Критика современного социал-биологизма

и неоевгеники

  Макс Борн в своей «Декларации протеста» заявил: «Попытка природы создать мыслящего человека не удалась». Он же с глубокой горечью говорил о том, какое тяжелое разочарование ему пришлось пережить, когда он убедился, что поиск истины не есть добро само по себе и что служение знанию ради него самого может обернуться злом. Мировые события, пишет М. Борн, заставили нас пробудиться от прекрасного сна и увидеть эту реальность.[4]

  Западная литература, переживающая сейчас период своеобразного «антропологического бума», буквально переполнена пессимистическими заключениями о настоящем и будущем человека и человечества, причем, как правило, они опираются на традиционные представления о том, что человек – «творение природы», причем неудачное, а наука – это «демон», не делающий его лучше, разумнее, гуманнее. С подобными взглядами мы столкнулись и на ХV Всемирном философском конгрессе (Варна, 1973 г.). Существуют и противоположные, так сказать, оптимистические выводы, которые также опираются, однако, на абсолютизацию «естественной природы» человека, а потому они приводят к столь же односторонним, ошибочным заключениям относительно перспектив человека.

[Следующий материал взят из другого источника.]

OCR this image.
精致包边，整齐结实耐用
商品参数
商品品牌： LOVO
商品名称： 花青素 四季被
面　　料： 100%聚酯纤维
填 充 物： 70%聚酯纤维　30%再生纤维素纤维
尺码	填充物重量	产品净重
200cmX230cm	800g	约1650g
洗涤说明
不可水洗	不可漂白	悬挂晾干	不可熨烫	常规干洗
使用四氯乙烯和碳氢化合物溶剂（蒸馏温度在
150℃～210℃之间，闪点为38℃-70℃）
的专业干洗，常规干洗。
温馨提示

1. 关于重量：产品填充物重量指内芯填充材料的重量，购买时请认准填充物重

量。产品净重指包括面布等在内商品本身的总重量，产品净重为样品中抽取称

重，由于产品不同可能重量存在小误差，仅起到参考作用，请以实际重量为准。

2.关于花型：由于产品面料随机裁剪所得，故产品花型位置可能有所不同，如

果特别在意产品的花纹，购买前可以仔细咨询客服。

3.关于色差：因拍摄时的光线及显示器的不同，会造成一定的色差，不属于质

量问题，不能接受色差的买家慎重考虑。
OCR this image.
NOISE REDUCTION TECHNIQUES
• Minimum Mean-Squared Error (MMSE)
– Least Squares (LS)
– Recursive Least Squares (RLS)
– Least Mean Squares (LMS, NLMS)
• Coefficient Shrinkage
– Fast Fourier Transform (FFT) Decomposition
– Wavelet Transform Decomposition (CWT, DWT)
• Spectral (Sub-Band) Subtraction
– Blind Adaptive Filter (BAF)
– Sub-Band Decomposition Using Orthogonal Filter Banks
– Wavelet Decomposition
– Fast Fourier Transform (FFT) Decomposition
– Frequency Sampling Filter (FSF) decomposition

  Абсолютизация роли биологических факторов развития человека создает весьма устойчивое направление современной мысли, которое может быть обозначено как социал-биологизм, включающий в себя теории и концепции, хотя во многом и разнородные, но имеющие единую методологическую основу. Критика этого направления – одно из необходимейших условий утверждения научных принципов исследования человека и его будущего.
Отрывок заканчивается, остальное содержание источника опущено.